После антракта – вторая, третья и четвертая части шли без перерывов. Тут были и оцепенение зимы, и торможение всего движущегося и дышащего, и то небывало ясное, лунное небо заметенного снегами, примолкшего города, какое я никогда не забуду. Дальше я ждал некоего «дане макабр», но его не оказалось. Шостакович почему-то не дал его, только в одном месте наметилась эта тема и сразу исчезла. И вот тут я потерял нить понимания и нашел ее не сразу.
Снова началась патетика. Столкновение стихий, волна нашего контрнаступления; слышалось, как громада вражеского нашествия откатилась, мне представилось отступление врага от Москвы или, может быть, другое – какое еще предстоит гитлеровцам, – от стен Ленинграда? Гибнущие в снегах наполеоновские солдаты? Во всяком случае – героизм побеждающей нашей армии!..
И симфония оборвалась для меня неожиданно…
Трудно, конечно, словами передать то, что я понимал и чувствовал Одно могу сказать: на фронте и в Ленинграде я часто думал о том, как эта война будет претворена когда-нибудь в художественных образах? И спасибо Шостаковичу, – я узнал это еще до окончания войны! Свидетелю, очевидцу, современнику кипящей сейчас войны, Седьмая была мне так близка, так понятна! Будто я заскочил на десять лет вперед и погрузился в образы уже легендарного времени!
Конечно, это – исключительное произведение композитора, которое будет живым и спустя века!
Странно было оказаться в обстановке консерватории (первый раз за эту войну): мрамор лестниц, яркий электрический свет в зале, публика – та, «довоенная», какую, казалось, уже никогда не увидишь! Было, пожалуй, только гораздо больше военных, чем в прежние, мирные времена. В публике я заметил и десятка два американских летчиков в их непривычной для нас форме.
Знакомых в толпе я не встретил, а зал был полон.
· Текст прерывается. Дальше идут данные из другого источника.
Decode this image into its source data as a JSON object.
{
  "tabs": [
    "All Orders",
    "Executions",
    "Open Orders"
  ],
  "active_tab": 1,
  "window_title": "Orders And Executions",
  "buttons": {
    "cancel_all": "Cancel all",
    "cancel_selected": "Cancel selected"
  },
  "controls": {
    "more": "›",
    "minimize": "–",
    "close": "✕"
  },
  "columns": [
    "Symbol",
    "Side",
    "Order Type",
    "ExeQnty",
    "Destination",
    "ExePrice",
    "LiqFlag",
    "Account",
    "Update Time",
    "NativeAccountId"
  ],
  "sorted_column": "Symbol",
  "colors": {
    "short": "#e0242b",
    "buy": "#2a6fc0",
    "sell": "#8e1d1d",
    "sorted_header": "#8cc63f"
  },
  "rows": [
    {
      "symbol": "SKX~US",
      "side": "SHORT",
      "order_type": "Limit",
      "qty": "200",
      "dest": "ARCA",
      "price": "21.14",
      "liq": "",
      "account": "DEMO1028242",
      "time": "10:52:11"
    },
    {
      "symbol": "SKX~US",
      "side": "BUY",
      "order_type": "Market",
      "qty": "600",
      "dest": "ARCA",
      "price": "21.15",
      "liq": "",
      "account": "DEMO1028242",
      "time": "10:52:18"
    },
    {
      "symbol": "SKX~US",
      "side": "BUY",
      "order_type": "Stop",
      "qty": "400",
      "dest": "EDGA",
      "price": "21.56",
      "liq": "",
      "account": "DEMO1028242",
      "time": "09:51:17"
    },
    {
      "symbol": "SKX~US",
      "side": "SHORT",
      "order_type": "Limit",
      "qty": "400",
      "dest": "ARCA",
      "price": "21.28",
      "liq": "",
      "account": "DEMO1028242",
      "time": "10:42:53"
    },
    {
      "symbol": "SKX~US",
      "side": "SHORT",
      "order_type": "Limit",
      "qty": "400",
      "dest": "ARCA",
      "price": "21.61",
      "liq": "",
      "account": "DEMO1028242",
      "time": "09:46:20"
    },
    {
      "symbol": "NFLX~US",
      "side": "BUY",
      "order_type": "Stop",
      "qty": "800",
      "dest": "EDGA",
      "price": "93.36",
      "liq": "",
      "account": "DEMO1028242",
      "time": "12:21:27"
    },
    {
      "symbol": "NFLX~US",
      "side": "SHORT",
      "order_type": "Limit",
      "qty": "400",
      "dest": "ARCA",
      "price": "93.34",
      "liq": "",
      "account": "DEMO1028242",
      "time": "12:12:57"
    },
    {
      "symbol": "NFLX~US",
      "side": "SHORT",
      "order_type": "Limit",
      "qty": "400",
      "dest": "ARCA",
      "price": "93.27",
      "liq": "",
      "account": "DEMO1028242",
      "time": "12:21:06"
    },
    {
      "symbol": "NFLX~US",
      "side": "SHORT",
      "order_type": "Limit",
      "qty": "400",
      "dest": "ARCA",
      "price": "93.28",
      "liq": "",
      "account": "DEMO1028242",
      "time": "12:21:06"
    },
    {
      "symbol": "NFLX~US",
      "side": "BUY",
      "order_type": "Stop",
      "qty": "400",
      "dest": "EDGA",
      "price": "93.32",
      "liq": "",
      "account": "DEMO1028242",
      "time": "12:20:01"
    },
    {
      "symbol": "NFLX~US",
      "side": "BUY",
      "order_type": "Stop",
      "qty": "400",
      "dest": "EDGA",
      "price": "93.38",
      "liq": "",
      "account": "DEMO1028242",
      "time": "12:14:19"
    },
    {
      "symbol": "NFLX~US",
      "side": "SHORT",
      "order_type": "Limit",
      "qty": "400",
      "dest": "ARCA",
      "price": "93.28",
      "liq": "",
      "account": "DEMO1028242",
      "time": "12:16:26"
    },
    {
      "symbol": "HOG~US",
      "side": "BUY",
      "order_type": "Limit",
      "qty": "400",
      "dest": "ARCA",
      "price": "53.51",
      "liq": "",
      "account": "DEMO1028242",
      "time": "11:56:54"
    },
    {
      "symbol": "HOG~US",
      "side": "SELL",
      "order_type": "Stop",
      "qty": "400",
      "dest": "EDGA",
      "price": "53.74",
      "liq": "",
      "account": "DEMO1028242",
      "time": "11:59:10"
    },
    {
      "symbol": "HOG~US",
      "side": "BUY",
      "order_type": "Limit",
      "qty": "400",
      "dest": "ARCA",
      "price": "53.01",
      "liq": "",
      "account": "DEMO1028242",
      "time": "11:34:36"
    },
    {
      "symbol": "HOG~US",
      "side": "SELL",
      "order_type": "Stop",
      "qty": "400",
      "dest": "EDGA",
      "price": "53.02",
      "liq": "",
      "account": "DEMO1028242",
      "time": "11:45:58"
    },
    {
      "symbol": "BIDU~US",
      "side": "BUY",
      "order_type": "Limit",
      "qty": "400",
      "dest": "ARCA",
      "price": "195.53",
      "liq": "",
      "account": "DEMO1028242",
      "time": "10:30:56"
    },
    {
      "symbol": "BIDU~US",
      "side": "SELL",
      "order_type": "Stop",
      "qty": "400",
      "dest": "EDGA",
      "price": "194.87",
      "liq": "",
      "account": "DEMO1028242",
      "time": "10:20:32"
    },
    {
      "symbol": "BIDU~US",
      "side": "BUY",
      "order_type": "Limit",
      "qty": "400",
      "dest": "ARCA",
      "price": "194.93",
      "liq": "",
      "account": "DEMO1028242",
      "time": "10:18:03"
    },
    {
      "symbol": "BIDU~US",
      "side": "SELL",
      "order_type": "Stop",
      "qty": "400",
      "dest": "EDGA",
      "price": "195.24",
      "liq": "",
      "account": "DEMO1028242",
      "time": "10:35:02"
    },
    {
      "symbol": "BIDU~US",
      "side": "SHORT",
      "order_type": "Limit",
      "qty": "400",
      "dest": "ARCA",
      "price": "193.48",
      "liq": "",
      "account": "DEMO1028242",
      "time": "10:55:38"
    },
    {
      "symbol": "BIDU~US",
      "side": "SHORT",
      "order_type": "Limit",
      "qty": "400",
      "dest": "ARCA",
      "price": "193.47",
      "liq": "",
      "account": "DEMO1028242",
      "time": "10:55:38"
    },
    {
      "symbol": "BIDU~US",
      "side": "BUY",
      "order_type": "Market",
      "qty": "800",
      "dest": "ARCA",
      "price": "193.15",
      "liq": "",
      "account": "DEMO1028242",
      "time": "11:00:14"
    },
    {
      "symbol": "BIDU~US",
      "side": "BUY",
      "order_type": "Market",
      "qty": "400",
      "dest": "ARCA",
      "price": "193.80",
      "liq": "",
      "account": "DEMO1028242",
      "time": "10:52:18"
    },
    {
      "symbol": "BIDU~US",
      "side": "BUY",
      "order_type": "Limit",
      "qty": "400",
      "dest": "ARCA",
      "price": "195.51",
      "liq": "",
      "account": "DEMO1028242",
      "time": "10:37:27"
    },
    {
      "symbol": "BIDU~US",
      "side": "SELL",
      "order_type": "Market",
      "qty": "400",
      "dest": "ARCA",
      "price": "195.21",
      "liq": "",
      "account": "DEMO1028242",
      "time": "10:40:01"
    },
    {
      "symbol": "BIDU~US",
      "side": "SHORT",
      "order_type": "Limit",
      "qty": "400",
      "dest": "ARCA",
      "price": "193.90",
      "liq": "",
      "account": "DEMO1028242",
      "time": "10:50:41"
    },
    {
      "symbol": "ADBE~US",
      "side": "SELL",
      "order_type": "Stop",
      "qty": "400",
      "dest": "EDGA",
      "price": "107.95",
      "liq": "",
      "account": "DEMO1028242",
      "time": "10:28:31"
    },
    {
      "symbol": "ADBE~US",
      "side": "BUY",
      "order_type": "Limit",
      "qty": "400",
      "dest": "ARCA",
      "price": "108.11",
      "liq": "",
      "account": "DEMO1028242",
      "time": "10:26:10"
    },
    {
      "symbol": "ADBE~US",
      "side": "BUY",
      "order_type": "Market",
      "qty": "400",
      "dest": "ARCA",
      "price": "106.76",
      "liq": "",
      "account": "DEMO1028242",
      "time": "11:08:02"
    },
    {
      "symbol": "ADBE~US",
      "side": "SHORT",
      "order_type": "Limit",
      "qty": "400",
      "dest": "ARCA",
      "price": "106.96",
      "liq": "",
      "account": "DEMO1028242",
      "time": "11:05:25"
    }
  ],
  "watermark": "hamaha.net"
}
Сидел я во втором ряду и скучал по близким, и казалось мне большой несправедливостью, что вот же сотни людей сидят здесь с родными и близкими, а я – одинок…
В Москве – переполненной людьми и теперь уже совсем не «фронтовой» – скучаю по Ленинграду, по его удивительно чистым, отвергнувшим все личное, не боящимся ни лишений, ни самой смерти людям… А ведь и там у меня не осталось никого из моих близких. Но там – родными стали все люди города, и чувства одиночества я никогда не испытывал, и никогда не бывало мне там так тоскливо, как здесь Я здесь все ощущаю иначе. Размышления мои о войне здесь особенно пространственны и остры.
Одиночество миллионов разлученных людей – вот что такое война! Это массовое томление людей, оторванных от своих жен, мужей, детей, ходит черным ветром по странам, по душам. И свист этого ветра я слышу ежеминутно, от него не спрячешь ушей, а выдерживать его непрерывно, вот уже полтора почти года, жить под него – слишком трудно. Человеку нужны воля и выдержка: противостоять давлению этого ветра, вытерпеть этот свист!
Стремлюсь скорей в Ленинград, вопреки всем отговорам (даже руководителя ТАСС) и множеству соблазнительных, но воспринимаемых как «лукавые» предложений Москвы Я знаю: так стремятся «домой» все нечаянно командированные сюда ленинградцы, все фронтовики, которые решили быть в родном городе – что бы там ни происходило! – до конца блокады!..
Сегодня в филармонии состоялось торжественное собрание актива Куйбышевского района. Обсуждались итоги работ по подготовке к зиме. Полным светом сияли четыре передних люстры. За столом президиума, покрытым лиловым бархатом и уставленным цветами в горшках, заняли свои места секретарь Ленинградского горкома и обкома партии Кузнецов, председатель исполкома Ленгорсовета П. С. Попков, первый секретарь Куйбышевского райкома партии Лизунов и другие партийные руководители, представители интеллигенции, отличившиеся в труде сотрудники жилищного управления, управхозы, домохозяйки, рабочие и работницы. Зал был полон.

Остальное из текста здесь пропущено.